I guess what I'm trying to say is you've let me down. From the beginning of this campaign nearly a decade ago, I counted on you to pipe up as the voice of insanity. The Republicans have Ron Paul and his 9/11 conspiracy theories. You were our last best hope for a sudden outburst of bat-shit crazy.

And no, I don't count Dennis Kucinich. Crazy he may be, but with a wife that looks like that, he has a kind of inherent cool factor you'll never achieve. If the Unabomber had been married to a particularly sodomizable MILF, he wouldn't have received half the bad press he did.

While everyone else posed for campaign ads in front of crackling fires and shelves of fake cardboard books, you had the balls to throw a rock in a river and simply walk away.
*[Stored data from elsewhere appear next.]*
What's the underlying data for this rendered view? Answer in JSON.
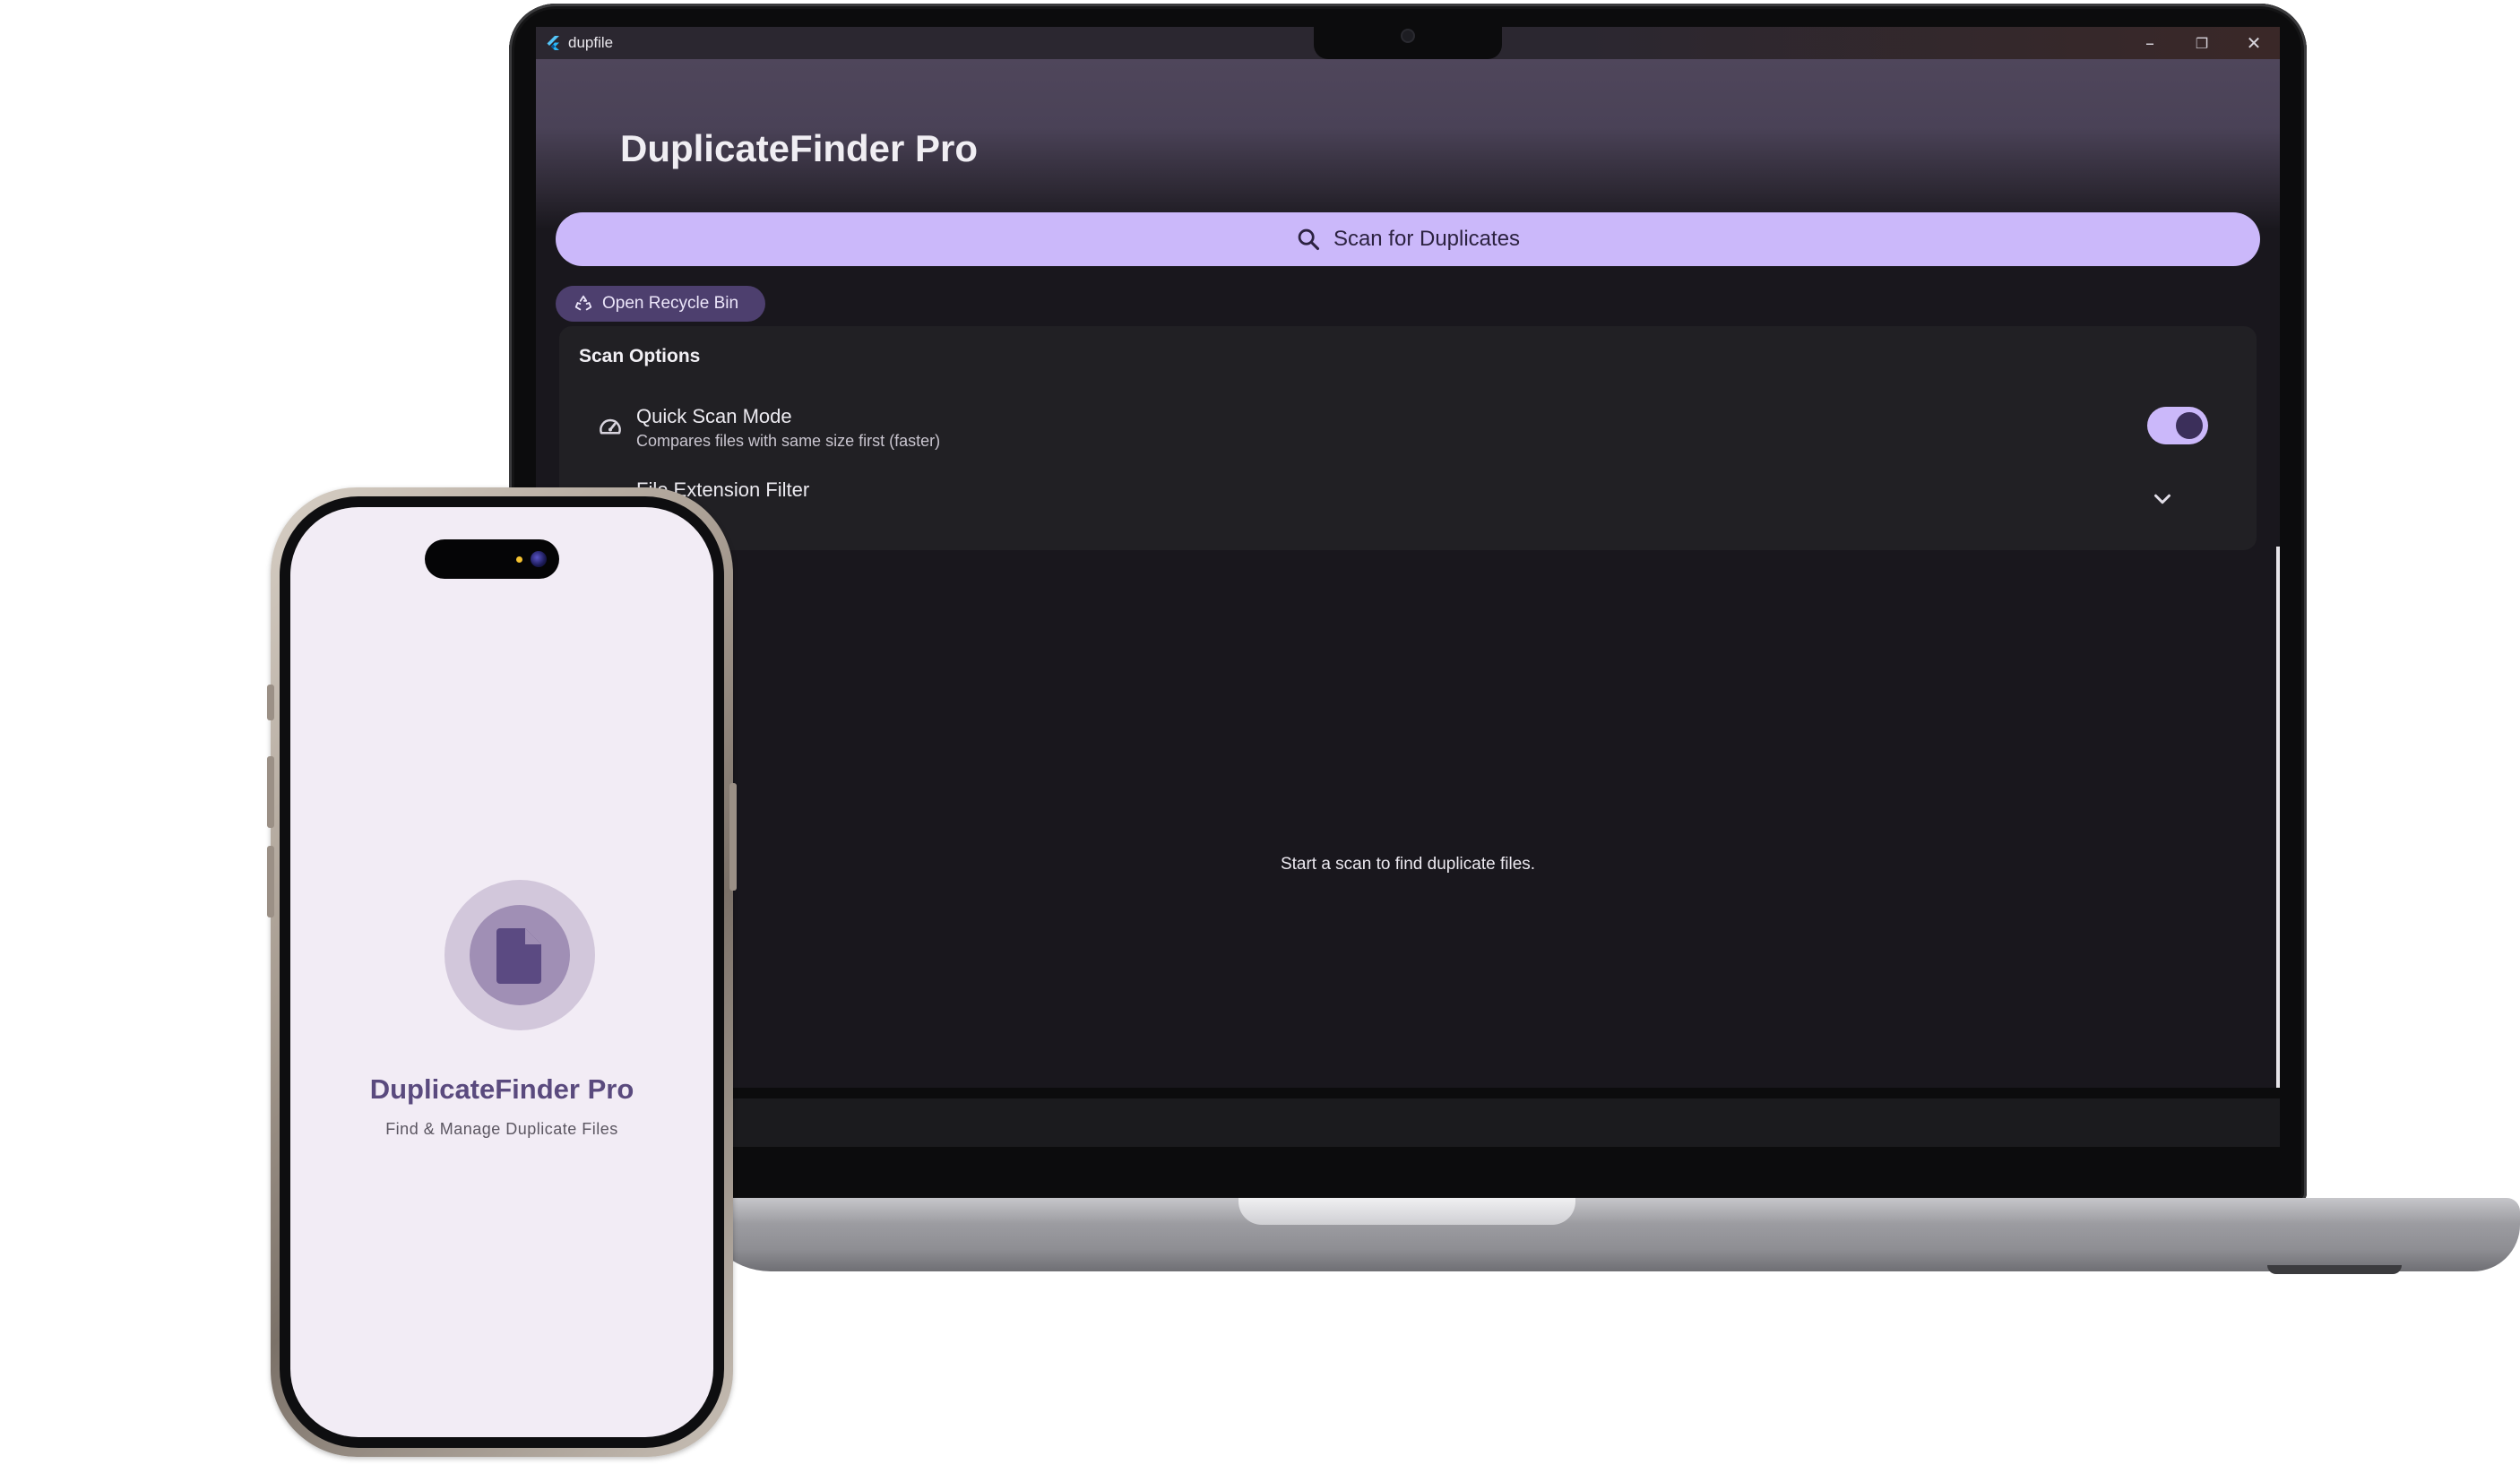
{
  "desktop": {
    "window_title": "dupfile",
    "controls": {
      "minimize": "–",
      "restore": "❐",
      "close": "✕"
    },
    "app_title": "DuplicateFinder Pro",
    "scan_button_label": "Scan for Duplicates",
    "recycle_button_label": "Open Recycle Bin",
    "scan_options": {
      "title": "Scan Options",
      "quick_scan": {
        "label": "Quick Scan Mode",
        "description": "Compares files with same size first (faster)",
        "enabled": true
      },
      "extension_filter": {
        "label": "File Extension Filter",
        "expanded": false
      }
    },
    "empty_message": "Start a scan to find duplicate files."
  },
  "mobile": {
    "app_title": "DuplicateFinder Pro",
    "subtitle": "Find & Manage Duplicate Files"
  },
  "icons": {
    "app": "flutter-icon",
    "search": "search-icon",
    "recycle": "recycle-icon",
    "speed": "speedometer-icon",
    "chevron": "chevron-down-icon",
    "file": "file-icon"
  },
  "colors": {
    "accent": "#cbb8fa",
    "chip": "#4d3f6e",
    "background": "#19171d",
    "card": "#212024",
    "phone_bg": "#f2ecf5",
    "phone_title": "#5a4a7e"
  }
}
What happened to that guy? That's the guy I never would have voted for, but I always love to see.

If you don't open your mouth and let the crazy fly, the world's going to leave you behind, Mike. Let's face it, without this campaign, you're really nothing more than some wandering hobo with a terribly ill-conceived outlook on foreign policy. So the next time old what's-her-face is spouting on about how she may or may not support universal healthcare for only illegal immigrants, why not clear your throat, rip open your shirt, and tell America what we want to hear: "The chicken gizzards are loose, and mama's asshole needs a sprinkle! Let's negotiate with Iran!"